Why Hiring Based on Internal Equity Is a Joke

Companies are constantly on the lookout for top talent. The hiring processes and criteria have evolved, but one concept that has been touted by many as a fair and logical approach is internal equity.

Internal equity refers to ensuring that compensation for positions within a company is fair and consistent when comparing similar roles and responsibilities. 

But is internal equity just a smokescreen that companies hide behind? As companies get larger, they yearn for standardization. When there’s market volatility, and there’s pressure on wages, wages go up. When that happens, some companies get sticker shock, and that precludes them from getting top talent.

In sports, two players might play the same position, but get paid drastically different salaries. This is similar for top talent.

For some companies, internal equity is stopping them from making a change and getting A-players for their team.
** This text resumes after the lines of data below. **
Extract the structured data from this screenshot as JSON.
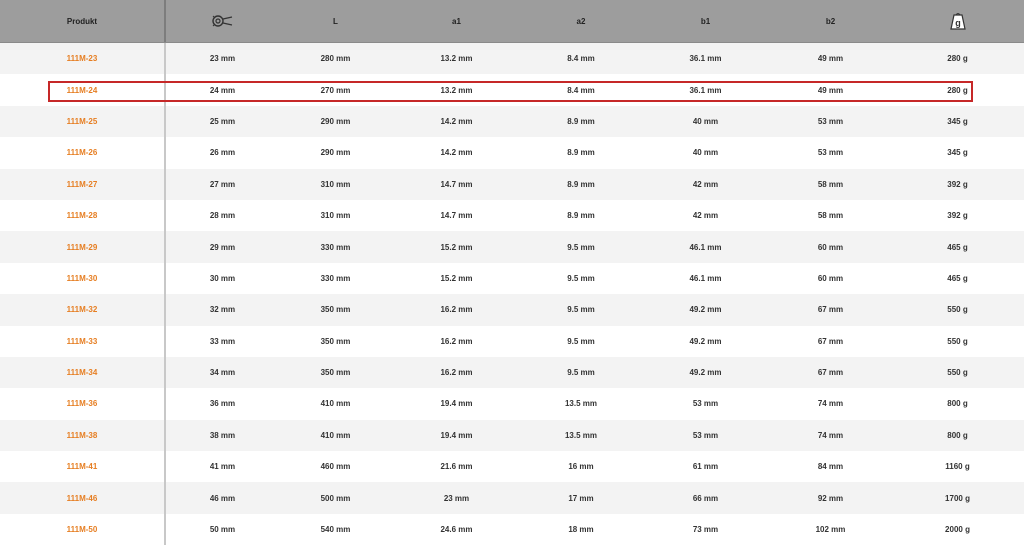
{
  "columns": {
    "product": "Produkt",
    "size_icon": "wrench-size-icon",
    "L": "L",
    "a1": "a1",
    "a2": "a2",
    "b1": "b1",
    "b2": "b2",
    "weight_icon": "weight-icon",
    "weight_icon_text": "g"
  },
  "colors": {
    "product_accent": "#e67e22",
    "highlight_border": "#c62828",
    "header_bg": "#9d9d9d"
  },
  "highlighted_row": "111M-24",
  "rows": [
    {
      "product": "111M-23",
      "size": "23 mm",
      "L": "280 mm",
      "a1": "13.2 mm",
      "a2": "8.4 mm",
      "b1": "36.1 mm",
      "b2": "49 mm",
      "weight": "280 g"
    },
    {
      "product": "111M-24",
      "size": "24 mm",
      "L": "270 mm",
      "a1": "13.2 mm",
      "a2": "8.4 mm",
      "b1": "36.1 mm",
      "b2": "49 mm",
      "weight": "280 g"
    },
    {
      "product": "111M-25",
      "size": "25 mm",
      "L": "290 mm",
      "a1": "14.2 mm",
      "a2": "8.9 mm",
      "b1": "40 mm",
      "b2": "53 mm",
      "weight": "345 g"
    },
    {
      "product": "111M-26",
      "size": "26 mm",
      "L": "290 mm",
      "a1": "14.2 mm",
      "a2": "8.9 mm",
      "b1": "40 mm",
      "b2": "53 mm",
      "weight": "345 g"
    },
    {
      "product": "111M-27",
      "size": "27 mm",
      "L": "310 mm",
      "a1": "14.7 mm",
      "a2": "8.9 mm",
      "b1": "42 mm",
      "b2": "58 mm",
      "weight": "392 g"
    },
    {
      "product": "111M-28",
      "size": "28 mm",
      "L": "310 mm",
      "a1": "14.7 mm",
      "a2": "8.9 mm",
      "b1": "42 mm",
      "b2": "58 mm",
      "weight": "392 g"
    },
    {
      "product": "111M-29",
      "size": "29 mm",
      "L": "330 mm",
      "a1": "15.2 mm",
      "a2": "9.5 mm",
      "b1": "46.1 mm",
      "b2": "60 mm",
      "weight": "465 g"
    },
    {
      "product": "111M-30",
      "size": "30 mm",
      "L": "330 mm",
      "a1": "15.2 mm",
      "a2": "9.5 mm",
      "b1": "46.1 mm",
      "b2": "60 mm",
      "weight": "465 g"
    },
    {
      "product": "111M-32",
      "size": "32 mm",
      "L": "350 mm",
      "a1": "16.2 mm",
      "a2": "9.5 mm",
      "b1": "49.2 mm",
      "b2": "67 mm",
      "weight": "550 g"
    },
    {
      "product": "111M-33",
      "size": "33 mm",
      "L": "350 mm",
      "a1": "16.2 mm",
      "a2": "9.5 mm",
      "b1": "49.2 mm",
      "b2": "67 mm",
      "weight": "550 g"
    },
    {
      "product": "111M-34",
      "size": "34 mm",
      "L": "350 mm",
      "a1": "16.2 mm",
      "a2": "9.5 mm",
      "b1": "49.2 mm",
      "b2": "67 mm",
      "weight": "550 g"
    },
    {
      "product": "111M-36",
      "size": "36 mm",
      "L": "410 mm",
      "a1": "19.4 mm",
      "a2": "13.5 mm",
      "b1": "53 mm",
      "b2": "74 mm",
      "weight": "800 g"
    },
    {
      "product": "111M-38",
      "size": "38 mm",
      "L": "410 mm",
      "a1": "19.4 mm",
      "a2": "13.5 mm",
      "b1": "53 mm",
      "b2": "74 mm",
      "weight": "800 g"
    },
    {
      "product": "111M-41",
      "size": "41 mm",
      "L": "460 mm",
      "a1": "21.6 mm",
      "a2": "16 mm",
      "b1": "61 mm",
      "b2": "84 mm",
      "weight": "1160 g"
    },
    {
      "product": "111M-46",
      "size": "46 mm",
      "L": "500 mm",
      "a1": "23 mm",
      "a2": "17 mm",
      "b1": "66 mm",
      "b2": "92 mm",
      "weight": "1700 g"
    },
    {
      "product": "111M-50",
      "size": "50 mm",
      "L": "540 mm",
      "a1": "24.6 mm",
      "a2": "18 mm",
      "b1": "73 mm",
      "b2": "102 mm",
      "weight": "2000 g"
    }
  ]
}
  1. The Evolution of Job Roles

With the advent of new technologies and business models, job roles have drastically changed over the years. What was once a linear job description is now multifaceted. Hiring based on internal equity often fails to consider the evolving nature of roles, as it looks at them in a rigid framework. This can lead to under-compensation of employees who bring a vast range of skills to a role that previously did not require such expertise.

  1. Market Demands Shift

Depending solely on internal equity can ignore external market pressures. If a particular skill set is in high demand in the job market, a candidate might receive offers far exceeding what internal equity would suggest. Companies might lose out on top talent simply because they are too focused on maintaining internal pay standards.

  1. Inequities Can Get Perpetuated

If an organization initially sets salaries too low or there exists any pay discrimination, relying strictly on internal equity will only perpetuate these inequities. Instead of correcting historical mistakes or biases, companies might continue to underpay or undervalue certain roles.

  1. Stifles Innovation and Growth

When employees realize that their pay is capped based on a predefined internal structure and not their performance or the value they bring, it can curb enthusiasm and motivation. Why strive for exceptional performance if you know there’s a strict limit to your compensation?

  1. Inequity in Experience and Expertise

Two employees in the same job title might have vastly different experiences and skills. One might be a veteran in the field, while the other might be relatively new. Paying them the same, purely because of an internal equity structure, is neither fair nor practical. 

  1. It Overlooks Individual Contributions

Every individual brings unique experiences, skills, and perspectives to a job. Relying on internal equity can sometimes overlook these individual contributions, as it seeks to create a ‘one-size-fits-all’ pay scale. This could result in a failure to reward exceptional performers adequately.

While the intention behind internal equity is good – ensuring fairness and consistency – the real-world application often falls short.

Companies need to adopt a more holistic approach to hiring and compensation. This means considering market conditions, the evolving nature of roles, and the unique value each employee brings. After all, in the quest for fairness, it’s crucial to remember that each individual is unique, and their compensation should reflect their true value to the organization.